Sayın Yücel ATAKARA, çalışanlarınıza 1 Mayıs pikniği düzenlemeniz kadar normal bir şey olamaz ama katılanlara 250’şer TL verip katılmayanların avuçlarını yalaması da kabul edilebilecek bir şey değil! Belediyenin parasıyla bu ne cömertlik böyle!

Sayın Mustafa ŞENER, TDP Girne belediye başkan adayı olarak kendinize Kurtuluş Savaşı’ndaki Mustafa Kemal Atatürk’ü örnek aldığınızı Girne’nin kurtuluşunu da bu şekilde gerçekleştirmeyi planladığınızı duyduk. Hadi bakalım hayırlısı!

Sayın Hasan SADIKOĞLU, bölgede size verilen destek her geçen gün biraz daha artmaya başladı. Ancak geçen hafta yapılan ankette dördüncü sırada çıktınız. Çok daha yoğun performans göstermeniz gerekiyor…

Sayın Hamit BAKIRCI, Ankara ziyaretinin epey verimli geçtiğini ve AK Parti hükümeti ile dirsek teması yaptığınızı öğrendik. Başka türlüsünü de beklemezdik zaten. Bu arada artık kendinize yeni bir müsteşar atamanın zamanı gelmedi mi?

Sayın Erdinç KÜÇÜKUNCULAR, Başbakan Yorgancıoğlu ile aynı kareler içinde fazla sıkı fıkı görülünce İrsen Küçük’ün sitem ettiği ve gönül koyduğu söyleniyor. Valla onun yerine ben olsam aynısını yapardım. Bakalım nasıl gönlünü alacaksınız?

Sayın Hüseyin KOZE, yılların eğitimcisi olarak eğer siz bir öğrenciyi okuldan uzaklaştırmışsanız boşuna değildir. Okul yönetimi ve öğretmenlerinin size güveni tamdır, yolunuzdan hiç şaşmayın…

Sayın Beyazıt ADALIER, şaka bir yana ama yıllardır oturduğunuz koltuk yavaş yavaş sallanmaya başladı. Çok ciddi projelerle seçmenin önüne çıkmazsınız eşyalarınızı şimdiden toplamaya başlayın deriz…

Sayın Rıfat SİBER, emekli olduktan sonra kendinizi bahçe işlerine adadığınızı ve dört gözle Türkiye’den gelecek olan suyu beklediğinizi duyduk. Bu arada yüzünüze de kan gelmiş diyorlar.

Sayın Fahri ARABACIOĞLU, Gönyeli’de CTP’den birinci sıradan belediye meclis üyesi adayı gösterilmeniz epey manidar kabul edildi.

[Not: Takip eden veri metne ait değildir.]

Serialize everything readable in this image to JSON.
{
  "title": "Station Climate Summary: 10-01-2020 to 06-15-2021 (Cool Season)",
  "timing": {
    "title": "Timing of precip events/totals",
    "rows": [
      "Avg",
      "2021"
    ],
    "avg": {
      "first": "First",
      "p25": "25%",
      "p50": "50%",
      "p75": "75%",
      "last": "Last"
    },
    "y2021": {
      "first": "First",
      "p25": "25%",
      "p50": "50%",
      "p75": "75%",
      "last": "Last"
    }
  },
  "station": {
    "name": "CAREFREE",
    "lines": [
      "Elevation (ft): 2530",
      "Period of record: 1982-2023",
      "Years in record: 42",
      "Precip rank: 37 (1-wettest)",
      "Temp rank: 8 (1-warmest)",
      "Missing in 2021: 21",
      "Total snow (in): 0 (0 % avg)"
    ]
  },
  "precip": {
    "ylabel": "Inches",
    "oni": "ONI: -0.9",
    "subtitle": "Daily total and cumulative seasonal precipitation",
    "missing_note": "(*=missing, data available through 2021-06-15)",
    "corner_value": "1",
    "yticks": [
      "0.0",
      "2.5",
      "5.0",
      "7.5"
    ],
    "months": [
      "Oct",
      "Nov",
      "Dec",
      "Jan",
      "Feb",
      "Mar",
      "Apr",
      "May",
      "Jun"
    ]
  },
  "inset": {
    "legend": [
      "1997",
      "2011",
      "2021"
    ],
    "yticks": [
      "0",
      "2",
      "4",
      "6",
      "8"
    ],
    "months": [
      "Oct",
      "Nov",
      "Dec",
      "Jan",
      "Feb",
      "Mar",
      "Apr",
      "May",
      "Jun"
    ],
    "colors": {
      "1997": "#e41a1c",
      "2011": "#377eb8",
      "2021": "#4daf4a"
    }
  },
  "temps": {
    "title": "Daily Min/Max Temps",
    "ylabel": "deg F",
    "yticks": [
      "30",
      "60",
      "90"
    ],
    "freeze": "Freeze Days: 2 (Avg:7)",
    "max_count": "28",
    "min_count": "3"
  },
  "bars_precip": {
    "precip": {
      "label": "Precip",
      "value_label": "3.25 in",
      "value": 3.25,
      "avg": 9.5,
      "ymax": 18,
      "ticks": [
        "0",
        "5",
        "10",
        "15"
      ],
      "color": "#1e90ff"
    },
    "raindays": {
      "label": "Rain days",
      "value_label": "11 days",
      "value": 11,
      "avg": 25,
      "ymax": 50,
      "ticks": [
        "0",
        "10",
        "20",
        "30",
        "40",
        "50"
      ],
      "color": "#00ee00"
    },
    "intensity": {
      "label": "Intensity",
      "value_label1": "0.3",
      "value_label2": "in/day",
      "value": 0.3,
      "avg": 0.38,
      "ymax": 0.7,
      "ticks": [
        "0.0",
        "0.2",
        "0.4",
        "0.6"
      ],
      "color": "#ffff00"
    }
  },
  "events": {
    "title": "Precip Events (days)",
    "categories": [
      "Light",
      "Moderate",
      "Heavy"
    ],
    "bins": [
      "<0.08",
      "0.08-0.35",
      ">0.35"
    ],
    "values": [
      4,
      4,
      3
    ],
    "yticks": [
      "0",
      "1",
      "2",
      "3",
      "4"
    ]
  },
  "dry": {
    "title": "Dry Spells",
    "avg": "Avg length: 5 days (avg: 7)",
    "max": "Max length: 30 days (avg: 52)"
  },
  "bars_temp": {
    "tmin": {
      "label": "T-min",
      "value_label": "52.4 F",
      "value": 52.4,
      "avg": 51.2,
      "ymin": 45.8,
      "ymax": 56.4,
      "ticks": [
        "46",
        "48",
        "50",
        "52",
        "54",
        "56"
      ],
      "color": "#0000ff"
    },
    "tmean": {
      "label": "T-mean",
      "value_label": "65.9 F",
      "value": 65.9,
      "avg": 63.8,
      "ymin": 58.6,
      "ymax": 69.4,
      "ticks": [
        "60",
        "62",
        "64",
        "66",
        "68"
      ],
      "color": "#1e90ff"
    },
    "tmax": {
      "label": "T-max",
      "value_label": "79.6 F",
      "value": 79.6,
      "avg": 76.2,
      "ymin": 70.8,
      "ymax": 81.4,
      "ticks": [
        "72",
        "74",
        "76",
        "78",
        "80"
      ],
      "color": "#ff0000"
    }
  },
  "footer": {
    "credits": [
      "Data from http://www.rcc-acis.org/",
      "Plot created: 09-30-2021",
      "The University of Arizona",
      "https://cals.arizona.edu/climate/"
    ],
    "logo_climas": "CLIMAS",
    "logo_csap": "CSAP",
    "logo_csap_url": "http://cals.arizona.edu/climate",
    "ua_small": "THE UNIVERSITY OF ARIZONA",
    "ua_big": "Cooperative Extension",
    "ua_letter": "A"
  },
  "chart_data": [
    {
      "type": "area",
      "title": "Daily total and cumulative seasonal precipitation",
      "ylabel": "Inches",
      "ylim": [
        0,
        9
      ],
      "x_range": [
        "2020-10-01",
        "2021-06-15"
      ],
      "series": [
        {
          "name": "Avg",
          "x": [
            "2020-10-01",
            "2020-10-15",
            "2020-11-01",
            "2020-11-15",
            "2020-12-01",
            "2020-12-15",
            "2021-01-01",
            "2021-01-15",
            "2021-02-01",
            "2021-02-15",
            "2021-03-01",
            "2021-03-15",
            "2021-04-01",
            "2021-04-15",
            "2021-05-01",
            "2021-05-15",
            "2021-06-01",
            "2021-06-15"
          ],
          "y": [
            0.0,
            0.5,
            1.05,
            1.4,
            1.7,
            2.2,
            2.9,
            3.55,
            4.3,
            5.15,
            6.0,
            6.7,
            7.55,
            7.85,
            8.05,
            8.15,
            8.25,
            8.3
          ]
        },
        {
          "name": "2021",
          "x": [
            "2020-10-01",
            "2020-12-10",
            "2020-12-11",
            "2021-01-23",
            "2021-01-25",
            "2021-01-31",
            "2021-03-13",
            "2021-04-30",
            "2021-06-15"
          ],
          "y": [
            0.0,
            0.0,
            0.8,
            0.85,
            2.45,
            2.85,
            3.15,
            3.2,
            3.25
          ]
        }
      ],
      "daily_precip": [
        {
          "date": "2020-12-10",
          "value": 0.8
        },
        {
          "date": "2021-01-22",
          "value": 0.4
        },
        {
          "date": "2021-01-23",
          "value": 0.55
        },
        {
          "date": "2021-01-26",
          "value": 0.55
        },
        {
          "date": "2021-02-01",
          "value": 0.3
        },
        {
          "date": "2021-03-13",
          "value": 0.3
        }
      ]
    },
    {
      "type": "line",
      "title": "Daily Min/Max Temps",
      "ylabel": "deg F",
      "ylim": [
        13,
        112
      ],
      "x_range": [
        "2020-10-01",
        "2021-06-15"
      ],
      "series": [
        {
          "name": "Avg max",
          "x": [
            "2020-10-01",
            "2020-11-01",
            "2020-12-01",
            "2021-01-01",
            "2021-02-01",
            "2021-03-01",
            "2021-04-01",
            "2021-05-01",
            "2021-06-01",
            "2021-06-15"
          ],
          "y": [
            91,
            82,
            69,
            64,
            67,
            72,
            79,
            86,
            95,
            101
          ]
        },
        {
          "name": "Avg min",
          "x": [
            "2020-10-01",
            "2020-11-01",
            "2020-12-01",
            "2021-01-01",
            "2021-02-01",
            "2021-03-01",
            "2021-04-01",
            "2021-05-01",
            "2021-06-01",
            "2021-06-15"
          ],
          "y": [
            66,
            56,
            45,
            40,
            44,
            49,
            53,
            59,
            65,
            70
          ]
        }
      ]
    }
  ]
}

Siz yine intikamın soğuk yenen bir yemek olduğunu aklınızdan hiç çıkarmayın olur mu?

Sayın Cezar EKİNCİ, Alsancak’ta en büyük şansınız dinamik parti gençliği. Onların bitmek bilmeyen enerjileri böyle devam ederse Yücel beyin en büyük rakibisiniz. Umarız bu şansı iyi değerlendirirsiniz…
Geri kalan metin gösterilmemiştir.